Mas não apenas do ponto de vista epistemológico foi reformado o processo civil, como também metodológico, no que se refere ao procedimento,

sendo estabelecido um procedimento comum único, ampliando, por exemplo, os poderes do juiz para adaptar o procedimento nas hipóteses do art. 139, VI; contemplando a previsão do negócio jurídico processual (art. 190); a inserção da mediação/conciliação como etapa anterior à defesa do réu; a possibilidade de se conceder a antecipação de tutela antecedente ainda que sem formulação do pedido principal (art. 303)

Nesse contexto, é indeclinável que o processo decisório passa a ser centrado menos na condução solipsista do julgador e muito mais na atividade colaborativa dos sujeitos processuais, atuantes numa estrutura dialógica decisória.

Revela-se, assim, uma perspectiva para a construção teórica da decisão judicial sob o aspecto referente à argumentação, elaborada a partir dos discursos das partes do processo, afastando-se, naturalmente, de uma lógica meramente subsuntiva do caso à lei e aos precedentes judiciais, devendo-se estar atento às particularidades do caso concreto e da apreciação/conformação dialética das teses construídas pelas partes na defesa dos seus interesses.

Ademais, essa “virada” passa a exigir uma fundamentação qualitativa da decisão judicial por parte do julgador, compreensão destacada inclusive da leitura do art. 489 do Código Processual Civil, sob pena de invalidade do ato decisório.

A exigência de uma fundamentação robusta se opera não somente no que diz respeito ao enfrentamento das teses jurídicas trazidas ao processo, bem como no que diz respeito à aplicação dos precedentes judiciais, revelando o magistrado que, a par das circunstâncias de fato reveladas na hipótese, há de aplicar ou não a mesma ratio decisória de julgado anterior, por tais ou quais motivos.

É nesse cenário que se exige, senão uma nova teoria da decisão judicial, ao menos uma reconstrução teórica do que se pensou para o contexto processual anterior, que será proposta mais adiante neste trabalho.

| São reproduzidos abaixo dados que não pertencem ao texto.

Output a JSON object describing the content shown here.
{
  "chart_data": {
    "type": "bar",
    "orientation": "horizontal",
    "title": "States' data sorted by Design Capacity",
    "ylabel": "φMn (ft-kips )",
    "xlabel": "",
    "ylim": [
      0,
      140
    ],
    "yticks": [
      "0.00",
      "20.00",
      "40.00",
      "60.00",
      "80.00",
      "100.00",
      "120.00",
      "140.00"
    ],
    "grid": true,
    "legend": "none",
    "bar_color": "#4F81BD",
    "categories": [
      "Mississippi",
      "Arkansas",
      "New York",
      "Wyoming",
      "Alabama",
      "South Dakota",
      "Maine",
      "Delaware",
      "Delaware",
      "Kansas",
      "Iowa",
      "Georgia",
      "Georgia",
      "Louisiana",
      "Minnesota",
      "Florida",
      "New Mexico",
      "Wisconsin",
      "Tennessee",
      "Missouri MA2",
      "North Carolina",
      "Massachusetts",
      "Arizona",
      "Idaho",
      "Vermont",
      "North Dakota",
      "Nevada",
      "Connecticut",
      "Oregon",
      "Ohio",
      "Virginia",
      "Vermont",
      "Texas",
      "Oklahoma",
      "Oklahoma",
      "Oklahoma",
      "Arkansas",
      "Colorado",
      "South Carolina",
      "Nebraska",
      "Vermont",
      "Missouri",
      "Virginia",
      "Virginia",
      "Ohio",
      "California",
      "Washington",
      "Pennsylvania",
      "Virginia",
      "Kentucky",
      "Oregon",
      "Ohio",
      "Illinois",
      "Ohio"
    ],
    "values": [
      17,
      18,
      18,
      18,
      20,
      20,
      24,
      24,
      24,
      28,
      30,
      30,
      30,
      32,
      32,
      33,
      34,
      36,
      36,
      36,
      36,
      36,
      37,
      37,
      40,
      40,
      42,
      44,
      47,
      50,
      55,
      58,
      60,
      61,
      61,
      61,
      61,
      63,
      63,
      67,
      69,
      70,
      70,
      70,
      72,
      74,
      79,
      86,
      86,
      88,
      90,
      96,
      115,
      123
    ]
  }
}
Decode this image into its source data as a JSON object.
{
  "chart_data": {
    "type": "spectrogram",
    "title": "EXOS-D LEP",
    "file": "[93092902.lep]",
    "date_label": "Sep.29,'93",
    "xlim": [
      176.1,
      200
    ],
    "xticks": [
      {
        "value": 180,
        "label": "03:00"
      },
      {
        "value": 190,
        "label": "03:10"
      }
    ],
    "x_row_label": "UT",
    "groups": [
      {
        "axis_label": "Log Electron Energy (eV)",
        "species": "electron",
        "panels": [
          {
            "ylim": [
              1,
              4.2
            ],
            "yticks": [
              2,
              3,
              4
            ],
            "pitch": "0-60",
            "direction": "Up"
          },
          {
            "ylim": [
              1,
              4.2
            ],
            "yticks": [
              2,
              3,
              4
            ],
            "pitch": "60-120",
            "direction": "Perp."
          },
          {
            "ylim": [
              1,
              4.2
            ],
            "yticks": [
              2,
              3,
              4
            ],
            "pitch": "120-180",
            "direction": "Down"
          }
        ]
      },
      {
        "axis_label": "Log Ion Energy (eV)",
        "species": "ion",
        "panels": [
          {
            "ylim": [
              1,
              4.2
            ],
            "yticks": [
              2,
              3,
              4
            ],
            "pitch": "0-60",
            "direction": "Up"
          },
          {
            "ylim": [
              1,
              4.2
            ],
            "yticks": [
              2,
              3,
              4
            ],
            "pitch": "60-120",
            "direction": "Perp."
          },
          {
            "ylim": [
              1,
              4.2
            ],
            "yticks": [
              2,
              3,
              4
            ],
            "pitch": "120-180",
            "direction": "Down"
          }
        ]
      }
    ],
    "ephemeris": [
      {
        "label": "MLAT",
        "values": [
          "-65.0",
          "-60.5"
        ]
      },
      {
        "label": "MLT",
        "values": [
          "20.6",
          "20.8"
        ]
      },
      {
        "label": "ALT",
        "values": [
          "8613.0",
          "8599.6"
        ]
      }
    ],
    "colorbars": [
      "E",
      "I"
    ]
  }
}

Sobre o dever de fundamentação da decisão, a insuficiência ou generalidade do que dispunham os arts. 165 e 458, II, do CPC/73 - embora

tenha ganhado reforço com a previsão constitucional do art. 93, IX, em 1988, que contribuiu para evitar decisões judiciais arbitrárias, sem fundamentação jurídica ou com razões de decidir obscuras - ensejou uma preocupação do legislador do Código de 2015 com o verdadeiro enfrentamento das teses jurídicas invocadas pelas partes e, com igual destaque, no sentido de vincular o julgador ou colegiado a um sistema de decisões judiciais com fundamentação estruturada, a que chamamos “precedentes judiciais”.

Dessa forma, o novel código estabelece a necessidade de uma fundamentação qualificada, exigindo do julgador uma justificação acerca da sua convicção e das questões jurídicas que foram fundamentais para a solução conferida ao caso; exige, também, a adequada aplicação do sistema de precedentes, determinando o dever de justificar o critério de distinção como também evidenciar de forma inequívoca a ratio decidendi do precedente aplicável à hipótese.

Um outro aspecto da maior relevância é que a decisão judicial passa a ser considerada não apenas pela sua conclusão, constante da parte dispositiva, mas a partir da conjugação de todos os seus elementos, estabelecendo o art. 489, §3º do CPC/15 um eficiente critério de justificação e validade das decisões judiciais a partir da estruturação e adequação de seus fundamentos.

O que aqui se defende é que a eficácia normativa dessas inovações depende, em grande medida, da superação de uma cultura jurídica voltada para a criação solitária da decisão judicial pelo julgador, tornando-se necessário refletir, inclusive, sobre a formulação de uma nova teoria da jurisdição e sobre o próprio conceito de interpretação e produção das normas, proposta pelo positivismo kelseniano.

A preocupação reside, portanto, em última instância, em reforçar o papel essencial da jurisdição com a promoção da pacificação social, revelando a justiça para o caso concreto a partir da argumentação, como produto de uma dialogicidade processual.